The failure of the old order in many respects cannot be denied even by the most ardent supporters of the UN. Important issues such as war and climate change are stuck in discussions, resolutions and votes, never addressed. The lack of balanced representation of all continents and the veto enjoyed by five states in the UN Security Council make decisions impossible.

Seen in this context, the US is pushing a different idea, prioritizing a different order that emphasizes interstate alliances and states as the primary actors rather than multilateral organizations. According to this vision, effective cooperation is best pursued through coalitions of the willing, not through frameworks that distribute authority across multilateral organizations with different interests. Collective action works when participating states agree on the means and the ends.

On the other hand, Europeans are becoming aware of this new reality within the transatlantic alliance, where we have a shift from values ​​to common interests. European unity despite the Trump administration's stance on Greenland, whether in terms of security or economic terms, announcing reciprocal tariffs with those announced by the Americans, is the clearest example of this awareness.

In these conditions, the question that naturally arises is whether the broken trust in the transatlantic relationship can be restored. This is still possible starting from a new starting point, which focuses mainly on the common interests of allies on both sides of the ocean. It is an undeniable fact that the US National Security Strategy published last November places the relationship with Europe as the third priority, after the Western Hemisphere and the Indo-Pacific. A shift that began during the first administration of President Obama.

It is an undeniable fact that, due to persistent pressure from President Trump's administration, the Europeans are now contributing much more militarily within the alliance. And, moreover, they are bearing the brunt of the war in Ukraine.

Europe’s relevance in the world will depend on its willingness to live in this new transatlantic reality. While European resolve and joint action are likely to continue, much of the energy will be devoted to working within existing transatlantic frameworks, particularly NATO. The fact that the United Kingdom and Italy are taking over NATO commands from the United States signals an important step towards creating a European “pillar” within the alliance.

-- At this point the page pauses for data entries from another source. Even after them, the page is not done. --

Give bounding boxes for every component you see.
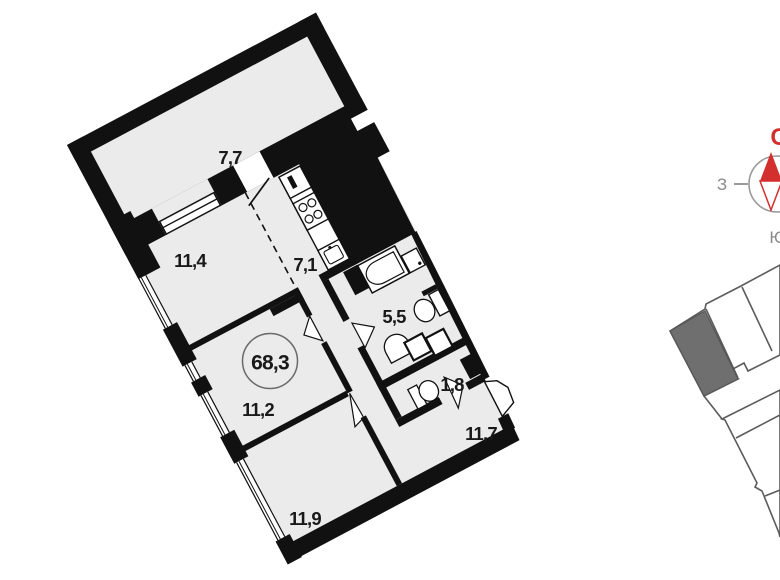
svg-text:С: С (770, 124, 780, 151)
svg-text:З: З (717, 175, 727, 194)
svg-text:7,7: 7,7 (218, 147, 242, 168)
svg-text:1,8: 1,8 (440, 374, 464, 395)
svg-text:5,5: 5,5 (382, 306, 406, 327)
svg-text:11,9: 11,9 (289, 508, 321, 529)
svg-text:11,7: 11,7 (465, 423, 497, 444)
svg-text:11,4: 11,4 (174, 250, 207, 271)
svg-text:68,3: 68,3 (251, 352, 289, 375)
svg-text:Ю: Ю (769, 228, 780, 247)
svg-text:11,2: 11,2 (242, 399, 274, 420)
svg-text:7,1: 7,1 (293, 254, 317, 275)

Perhaps at the end of this process, NATO will look different, including the force ratios and contributions between allies, where the role of the US will be irreplaceable, especially with regard to nuclear defense, intelligence services, and artificial intelligence.

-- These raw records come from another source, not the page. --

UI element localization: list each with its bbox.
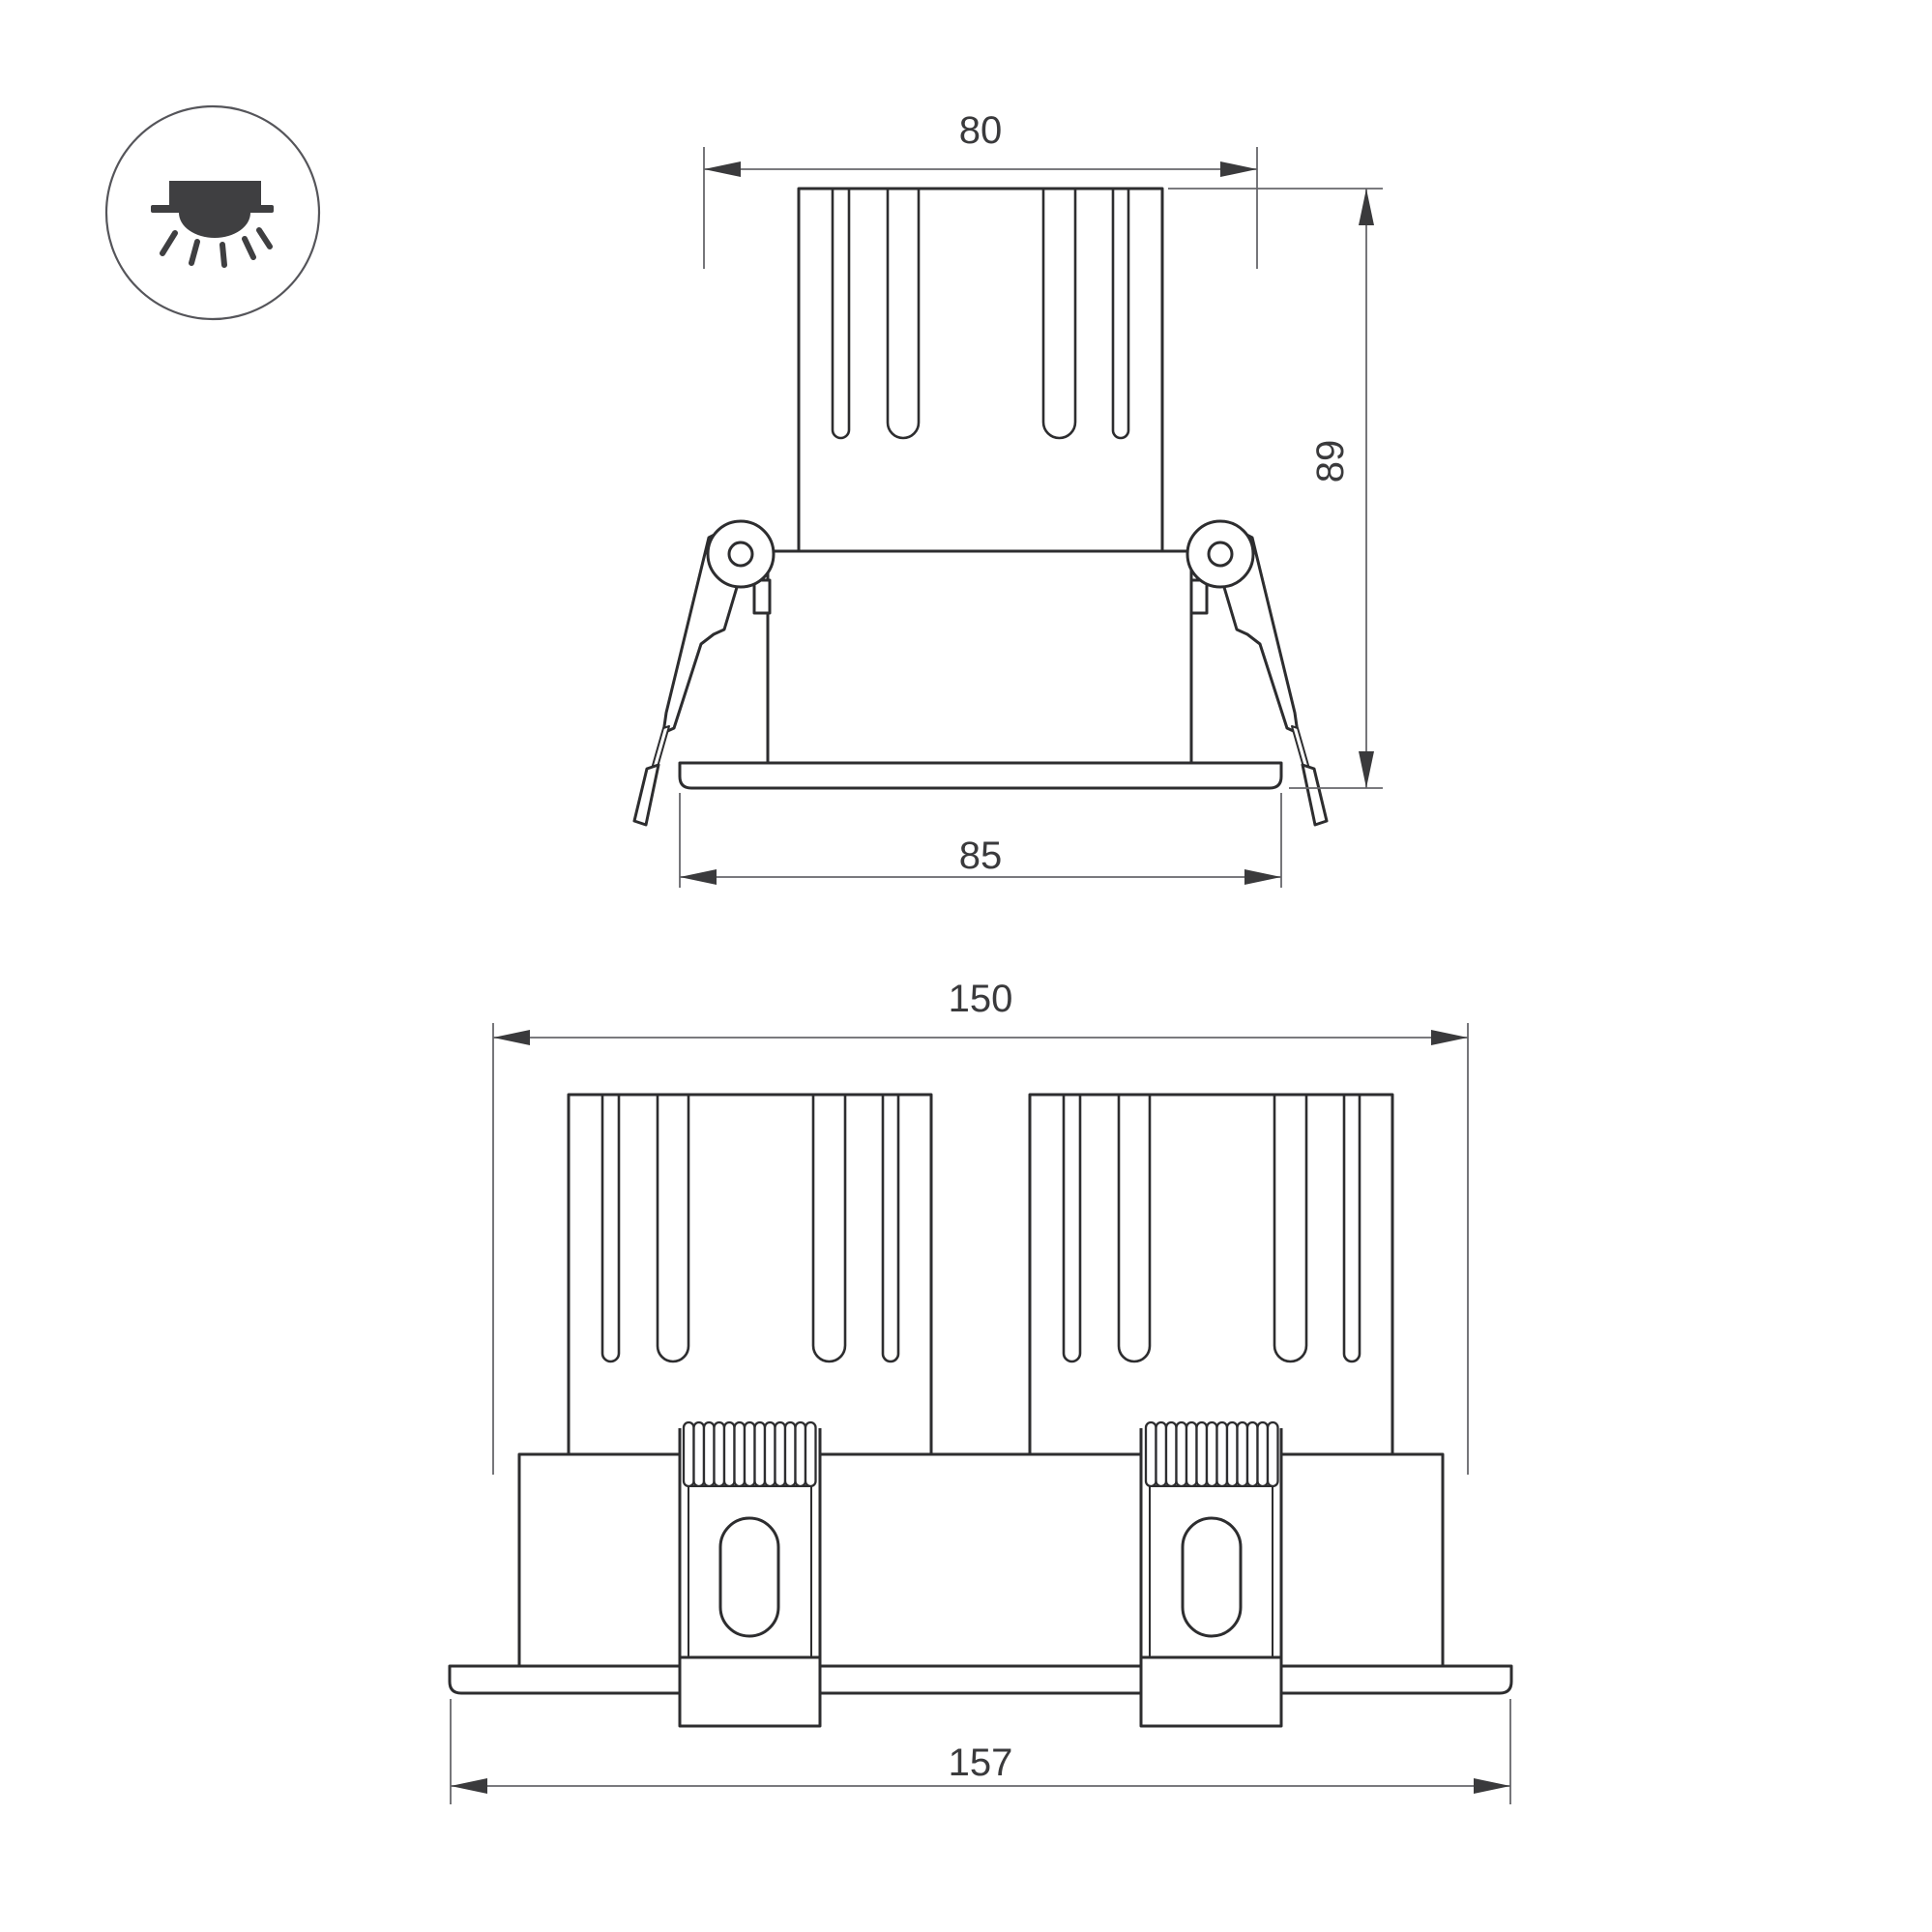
- adjuster-right: [1141, 1420, 1281, 1726]
- dimension-text: 85: [959, 834, 1003, 877]
- recessed-downlight-mounting-icon: [106, 106, 319, 319]
- clip-pivot-hole: [729, 542, 752, 566]
- knurled-spring: [1146, 1422, 1278, 1486]
- heatsink-body-left: [569, 1095, 931, 1454]
- icon-lens-dome: [179, 213, 250, 238]
- heatsink-body-right: [1030, 1095, 1392, 1454]
- dimension-flange-width-85: 85: [680, 793, 1281, 888]
- trim-body: [768, 551, 1191, 763]
- adjuster-left: [680, 1420, 820, 1726]
- dimension-text: 80: [959, 109, 1003, 152]
- dimensional-drawing: 80 89 85 150 157: [0, 0, 1932, 1932]
- twin-head-front-view: [450, 1095, 1511, 1726]
- arrowhead-right: [1474, 1778, 1510, 1794]
- trim-frame: [519, 1454, 1443, 1666]
- adjuster-foot: [680, 1657, 820, 1726]
- adjuster-slot-oval: [1183, 1518, 1241, 1636]
- dimension-text: 150: [949, 978, 1013, 1020]
- arrowhead-right: [1244, 869, 1281, 885]
- arrowhead-top: [1359, 189, 1374, 225]
- clip-pivot-hole: [1209, 542, 1232, 566]
- arrowhead-left: [451, 1778, 487, 1794]
- heatsink-body: [799, 189, 1162, 551]
- arrowhead-left: [680, 869, 717, 885]
- clip-bracket: [754, 580, 770, 613]
- clip-spring-blade: [1292, 726, 1309, 769]
- dimension-text: 157: [949, 1742, 1013, 1784]
- adjuster-foot: [1141, 1657, 1281, 1726]
- single-head-front-view: [634, 189, 1327, 825]
- arrowhead-left: [493, 1030, 530, 1045]
- adjuster-slot-oval: [720, 1518, 778, 1636]
- clip-spring-foot: [1303, 765, 1327, 825]
- drawing-page: 80 89 85 150 157: [0, 0, 1932, 1932]
- clip-spring-blade: [652, 726, 669, 769]
- dimension-height-89: 89: [1168, 189, 1383, 788]
- icon-ceiling-flange: [151, 205, 274, 213]
- dimension-text: 89: [1309, 440, 1352, 483]
- mounting-flange: [680, 763, 1281, 788]
- clip-bracket: [1191, 580, 1207, 613]
- dimension-flange-length-157: 157: [451, 1699, 1510, 1804]
- base-plate: [450, 1666, 1511, 1693]
- clip-spring-foot: [634, 765, 659, 825]
- icon-lamp-body: [169, 181, 261, 208]
- knurled-spring: [684, 1422, 816, 1486]
- arrowhead-right: [1431, 1030, 1468, 1045]
- arrowhead-right: [1220, 161, 1257, 177]
- arrowhead-left: [704, 161, 741, 177]
- arrowhead-bottom: [1359, 751, 1374, 788]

A European pillar within NATO is the most effective path to a secure Europe, while the US is reducing its responsibility for the continent’s defense. This is certainly more achievable than turning the EU into a military alliance or even defending Europe through formalized coalitions of the willing and able.

But the longer-term perspective can only be one where European countries are destined to come closer in areas related to their geopolitical position, related to geographical security and their ability to have defense, security and stability. The road to get to this point will be bumpy. However, this new transatlantic reality could also serve as an impetus towards a new Europe.